Tribunal de Contas foi representado no encontro pelo analista de controle Alexandre Antônio dos Santos, coordenador da equipe que apurou sobrepreço de quase 35% nas tarifas da Ecocataratas
A auditoria realizada pelo Tribunal de Contas que apontou sobrepreço de até 34,9% nas tarifas de pedágio cobradas pela concessionária Ecocataratas - Rodovia das Cataratas S/A foi tema de debate promovido pelo Programa Oeste em Desenvolvimento, que reúne mais de 60 entidades públicas e privadas dessa região do Paraná. O encontro, que discutiu os contratos de pedágio da BR-277, foi realizado na quinta-feira (8 de dezembro), na sede da Associação Comercial e Industrial de Cascavel (Acic).

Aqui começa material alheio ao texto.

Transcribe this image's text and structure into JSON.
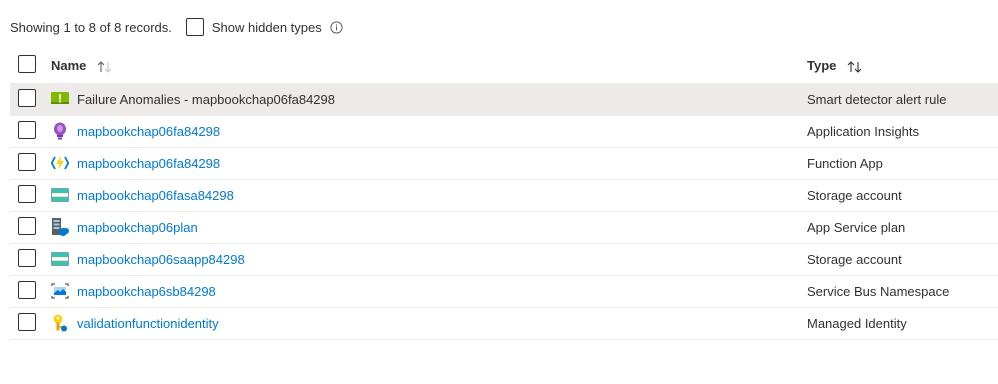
{
  "summary": {
    "records_text": "Showing 1 to 8 of 8 records."
  },
  "filter": {
    "show_hidden_label": "Show hidden types",
    "show_hidden_checked": false
  },
  "table": {
    "columns": [
      {
        "label": "Name",
        "sort": "ascending"
      },
      {
        "label": "Type",
        "sort": "sortable"
      }
    ],
    "rows": [
      {
        "name": "Failure Anomalies - mapbookchap06fa84298",
        "type": "Smart detector alert rule",
        "icon": "smart-detector-icon",
        "selected": true
      },
      {
        "name": "mapbookchap06fa84298",
        "type": "Application Insights",
        "icon": "application-insights-icon",
        "selected": false
      },
      {
        "name": "mapbookchap06fa84298",
        "type": "Function App",
        "icon": "function-app-icon",
        "selected": false
      },
      {
        "name": "mapbookchap06fasa84298",
        "type": "Storage account",
        "icon": "storage-account-icon",
        "selected": false
      },
      {
        "name": "mapbookchap06plan",
        "type": "App Service plan",
        "icon": "app-service-plan-icon",
        "selected": false
      },
      {
        "name": "mapbookchap06saapp84298",
        "type": "Storage account",
        "icon": "storage-account-icon",
        "selected": false
      },
      {
        "name": "mapbookchap6sb84298",
        "type": "Service Bus Namespace",
        "icon": "service-bus-icon",
        "selected": false
      },
      {
        "name": "validationfunctionidentity",
        "type": "Managed Identity",
        "icon": "managed-identity-icon",
        "selected": false
      }
    ]
  },
  "colors": {
    "link": "#0078d4",
    "text": "#323130",
    "selected_row": "#edebe9",
    "border": "#edebe9"
  }
}
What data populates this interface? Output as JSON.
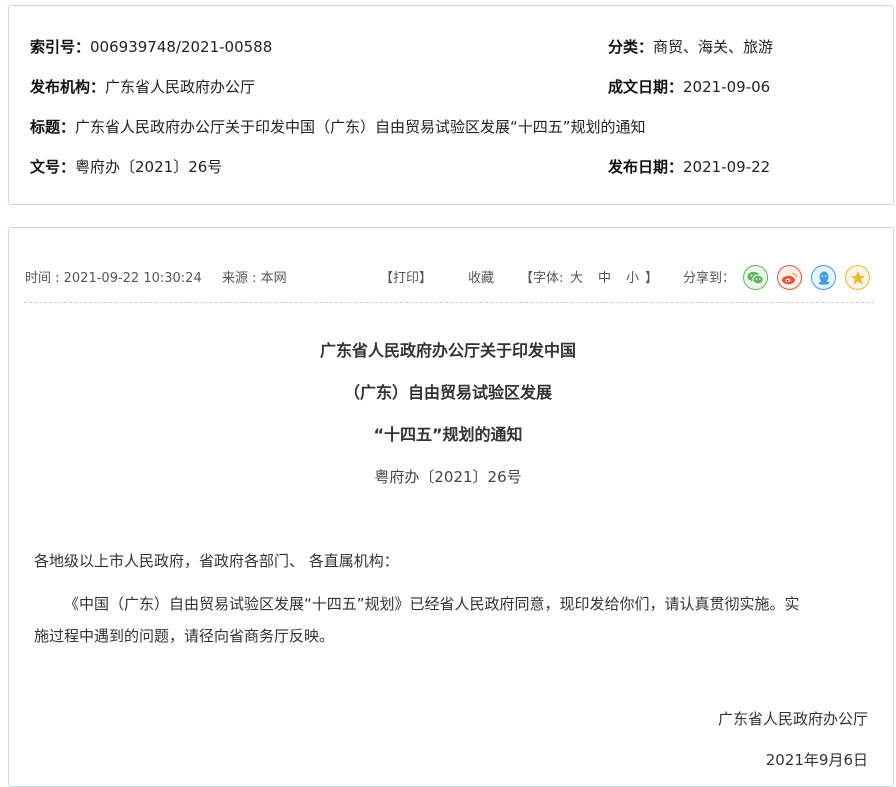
{
  "meta": {
    "index_label": "索引号：",
    "index_value": "006939748/2021-00588",
    "category_label": "分类：",
    "category_value": "商贸、海关、旅游",
    "issuer_label": "发布机构：",
    "issuer_value": "广东省人民政府办公厅",
    "created_label": "成文日期：",
    "created_value": "2021-09-06",
    "title_label": "标题：",
    "title_value": "广东省人民政府办公厅关于印发中国（广东）自由贸易试验区发展“十四五”规划的通知",
    "docno_label": "文号：",
    "docno_value": "粤府办〔2021〕26号",
    "published_label": "发布日期：",
    "published_value": "2021-09-22"
  },
  "toolbar": {
    "time": "时间 : 2021-09-22 10:30:24",
    "source": "来源 : 本网",
    "print": "【打印】",
    "favorite": "收藏",
    "font_prefix": "【字体:",
    "font_large": "大",
    "font_medium": "中",
    "font_small": "小",
    "font_suffix": "】",
    "share": "分享到："
  },
  "share_icons": [
    {
      "name": "wechat-icon",
      "color": "#5cb85c"
    },
    {
      "name": "weibo-icon",
      "color": "#e6553c"
    },
    {
      "name": "qq-icon",
      "color": "#3f9fe0"
    },
    {
      "name": "qzone-icon",
      "color": "#f0b531"
    }
  ],
  "article": {
    "title_line1": "广东省人民政府办公厅关于印发中国",
    "title_line2": "（广东）自由贸易试验区发展",
    "title_line3": "“十四五”规划的通知",
    "doc_number": "粤府办〔2021〕26号",
    "salutation": "各地级以上市人民政府，省政府各部门、 各直属机构：",
    "body_line1": "《中国（广东）自由贸易试验区发展“十四五”规划》已经省人民政府同意，现印发给你们，请认真贯彻实施。实",
    "body_line2": "施过程中遇到的问题，请径向省商务厅反映。",
    "signature": "广东省人民政府办公厅",
    "date": "2021年9月6日"
  }
}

O TCE-PR foi representado no evento pelo analista de controle Alexandre Antônio dos Santos, que coordenou a equipe da auditoria na Ecocataratas - concessionária que administra trecho de 385 quilômetros da BR-277 entre Guarapuava e Foz do Iguaçu. Ele rememorou o histórico das concessões de rodovias no Paraná, iniciadas pelo governo estadual em 1997. Em seguida, detalhou as fases e conclusões da auditoria na Ecocataratas, que durou oito meses.
Presente ao debate, o secretário de Fiscalização de Infraestrutura de Rodovias do Tribunal de Contas da União (TCU), André Luiz Vital, destacou o trabalho do TCE do Paraná na fiscalização dos contratos de pedágio no Estado. Segundo ele, o TCE-PR "possui o trabalho mais aprofundado do País com relação à fiscalização de rodovias".
Mario Cesar Constenaro, presidente do Programa Oeste em Desenvolvimento, afirmou que o trabalho comprova a relevância do Tribunal de Contas na fiscalização dos contratos de concessão, prestando um serviço de transparência e qualidade, que beneficia a sociedade paranaense. "O posicionamento do TCE-PR fortalece a luta pela melhoria da infraestrutura e da logística na região Oeste, que é prejudicada pelo alto custo dos pedágios", afirmou Costenaro, em ofício enviado ao presidente do Tribunal, conselheiro Ivan Bonilha.
Tomada de contas
No julgamento do relatório da auditoria na Ecocataratas, em 1º de dezembro, o Pleno do TCE-PR decidiu abrir processo de tomada de contas para apurar as responsabilidades e impor sanções pela diferença de até 34,9% no valor das tarifas. O processo, que teve como relator o conselheiro Nestor Baptista, determinou ainda que a Agência Reguladora de Serviços Públicos Delegados de Infraestrutura do Paraná (Agepar) passe a controlar o fluxo de veículos nas praças de pedágio, além de examinar o equilíbrio econômico-financeiro das tarifas que estão sendo praticadas.
A tomada de contas é um processo que visa identificar danos ao erário, bem como os responsáveis por esses danos. O Pleno do TCE-PR determinou diretrizes para o acompanhamento de futuros contratos de concessões de rodovias no Paraná.
Segundo o relator, será necessária a confecção de um instrumento adequado à definição de direitos e deveres dos contratantes, um detalhamento mais preciso dos quantitativos das obras e serviços a serem prestados pela concessionária, a adoção de um critério para definir o vencedor da licitação que, por meio da disputa entre os concorrentes, possibilite a redução das tarifas a serem praticadas.
E ainda: maior representação dos usuários na licitação e na execução do contrato, adoção de medidas que façam com que eventual melhora na economia do país e na saúde financeira da concessão repercutam também, e principalmente, em proveito dos usuários das rodovias. Outra determinação do TCE-PR é a previsão expressa do método de reequilíbrio econômico-financeiro do contrato.